Reagents and antibodies
All chemical reagents were obtained from Sigma-Aldrich. The antibodies were as follows: anti-loricrin (Abcam, ab24722), working dilution for immunohistochemistry (IHC) 1/1000; anti-involucrin (Santa Cruz, sc-15230), working dilution for IHC 1/1000; anti-cytokeratin 5 (Abcam, ab24647), working dilution for IHC 1/1000; anti-desmoglein 1 (Santa Cruz, sc-20114), working dilution for IHC 1/300; anti-desmocollin 1 (Santa Cruz, sc18115), working dilution for IHC 1/250; anti-corneodesmosin (CusAb, CSBPA0051241A01HU), working dilution for IHC 1/500.
Real-time PCR
RNA was isolated from neonatal skin tissue using the NucleoSpin RNA Kit (Macherey-Nagel), and 1 μg was transcribed to cDNA with First-Strand cDNA Synthesis Kit (Invitrogen) according to the manufacturers’ instructions. Relative expression analyses were performed using SYBR green (Applied biosystems) and the reactions were conducted using the Step One and Step One Plus Real-Time PCR Systems (Applied biosystems).
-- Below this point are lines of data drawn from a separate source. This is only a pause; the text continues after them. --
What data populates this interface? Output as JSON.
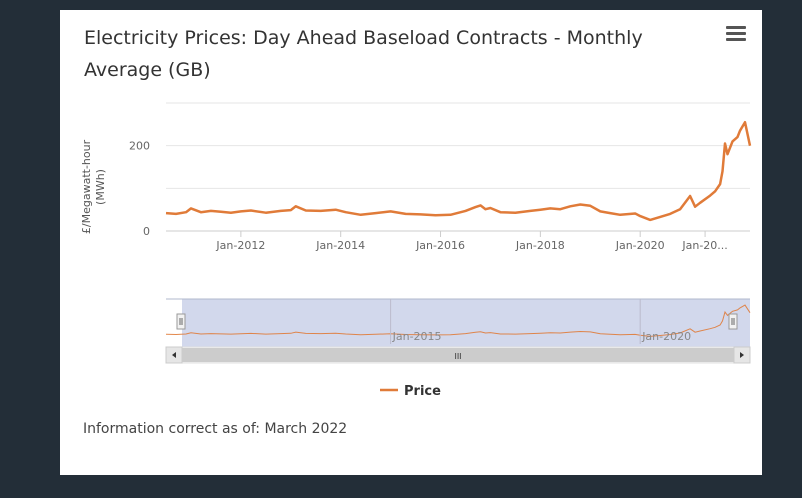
{
  "chart_data": {
    "type": "line",
    "title": "Electricity Prices: Day Ahead Baseload Contracts - Monthly Average (GB)",
    "ylabel": "£/Megawatt-hour (MWh)",
    "xlabel": "",
    "ylim": [
      0,
      300
    ],
    "xlim": [
      2010.5,
      2022.2
    ],
    "y_ticks": [
      0,
      200
    ],
    "x_ticks": [
      {
        "value": 2012,
        "label": "Jan-2012"
      },
      {
        "value": 2014,
        "label": "Jan-2014"
      },
      {
        "value": 2016,
        "label": "Jan-2016"
      },
      {
        "value": 2018,
        "label": "Jan-2018"
      },
      {
        "value": 2020,
        "label": "Jan-2020"
      },
      {
        "value": 2021.3,
        "label": "Jan-20..."
      }
    ],
    "navigator_ticks": [
      {
        "value": 2015,
        "label": "Jan-2015"
      },
      {
        "value": 2020,
        "label": "Jan-2020"
      }
    ],
    "grid": true,
    "legend_position": "bottom-center",
    "series": [
      {
        "name": "Price",
        "color": "#e07b39",
        "x": [
          2010.5,
          2010.7,
          2010.9,
          2011.0,
          2011.2,
          2011.4,
          2011.6,
          2011.8,
          2012.0,
          2012.2,
          2012.5,
          2012.8,
          2013.0,
          2013.1,
          2013.3,
          2013.6,
          2013.9,
          2014.1,
          2014.4,
          2014.7,
          2015.0,
          2015.3,
          2015.6,
          2015.9,
          2016.2,
          2016.5,
          2016.7,
          2016.8,
          2016.9,
          2017.0,
          2017.2,
          2017.5,
          2017.8,
          2018.0,
          2018.2,
          2018.4,
          2018.6,
          2018.8,
          2019.0,
          2019.2,
          2019.4,
          2019.6,
          2019.9,
          2020.0,
          2020.2,
          2020.4,
          2020.6,
          2020.8,
          2021.0,
          2021.1,
          2021.2,
          2021.4,
          2021.5,
          2021.6,
          2021.65,
          2021.7,
          2021.75,
          2021.85,
          2021.95,
          2022.0,
          2022.1,
          2022.2
        ],
        "values": [
          42,
          40,
          44,
          53,
          44,
          47,
          45,
          43,
          46,
          48,
          43,
          47,
          49,
          58,
          48,
          47,
          50,
          44,
          38,
          42,
          46,
          40,
          39,
          37,
          38,
          47,
          56,
          60,
          51,
          54,
          44,
          43,
          47,
          50,
          53,
          51,
          58,
          62,
          59,
          46,
          42,
          38,
          41,
          35,
          26,
          33,
          40,
          51,
          82,
          57,
          66,
          83,
          93,
          110,
          140,
          205,
          180,
          210,
          220,
          235,
          255,
          200
        ]
      }
    ]
  },
  "legend": {
    "price_label": "Price"
  },
  "navigator": {
    "scrollbar_grip": "III"
  },
  "footer": {
    "info": "Information correct as of: March 2022"
  },
  "colors": {
    "series": "#e07b39",
    "navigator_mask": "#cdd4ea",
    "background": "#232e38"
  },
  "title_lines": [
    "Electricity Prices: Day Ahead Baseload Contracts - Monthly",
    "Average (GB)"
  ],
  "y_axis_lines": [
    "£/Megawatt-hour",
    "(MWh)"
  ],
  "icons": {
    "menu": "hamburger-menu-icon"
  }
}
The primers used were as follows: Spink5-Forward: 5’-GTCAGACTAATACACGCA-3’, Spink5-Reverse: 5’-GCAGGCAGTTCAGAATCG-3’; Hprt1-Forward: 5’-CTGGTTAAGCAGTACAGCCCCA A-3’, Hprt1-Reverse: 5’-CGAGAGGTCCTTTTCACCAGC-3’.
Histology
Skin biopsies were fixed in 3.7% formaldehyde in PBS for 24 h and then embedded in paraffin blocks. Five μm sections were cut with a microtome. Alternatively, sections were embedded in OCT and stored at -80°C. To investigate the morphology of tissues, sections were stained with haematoxylin/eosin (H/E) and observed under a light microscope using Zeiss Zen microscope software.
Immunohistochemistry
Skin cryosections of 5 μm were warmed to room temperature for 10 min, fixed in acetone for 10 min, air-dried for 5 min and hydrated in PBS for 5 min, before blocking of endogenous peroxidase activity in 3% H2O2/PBS for 10 min. Slides were then rinsed in PBS, blocked in 0.3% BSA/PBS-0.1% Triton-X 100 for 5 min and subsequently incubated in 0.3% BSA/PBS containing the diluted primary antibody. Afterwards, slides were washed twice with 0.3% BSA/PBS and incubated for 30 min in 0.3% BSA/PBS containing the secondary HRP-conjugated antibody following by 2 washes in 0.3% BSA/PBS and 1 wash in PBS. Finally, antibody staining was conducted by application of the 1x DAB substrate, and then sections were rinsed in PBS and stained with hematoxylin before being mounted with Eukitt and observed under light microscope using Zeiss Zen microscope software.
Scanning Electron Microscopy
For SEM, neonates were sacrificed, and their heads were fixed in 4% paraformaldehyde/PBS overnight, dehydrated in ethanol solutions (50, 75, 90 and 100%) for 10 min in each step and then dehydrated by incubation in 100% acetone twice for 20 min each. Finally, they were air-dried overnight before being coated with a gold layer of 10 nm and analyzed using a field emission SEM microscope (JOEL, 6300).
Acknowledgements
We would like to thank Dr.Manthoula Valari, MD, PhD (Aghia Sofia Children’s Hospital, Athens, Greece) for providing the NS and SD biopsies and Professor Maria Melachrinou (Department of Pathology, School of Medicine, University of Patras, Rion-Patras, Greece) for the psoriatic skin biopsy. We would also like to thank Professor Andrew McKenzie (MRC Laboratory of Molecular Biology, Cambridge, UK) for kindly providing the Spink5-/- mice, and Dr. Andreas Seferlis (Laboratory of Electron Microscopy and Microanalysis, University of Patras, Greece) for technical assistance with scanning electron microscopy.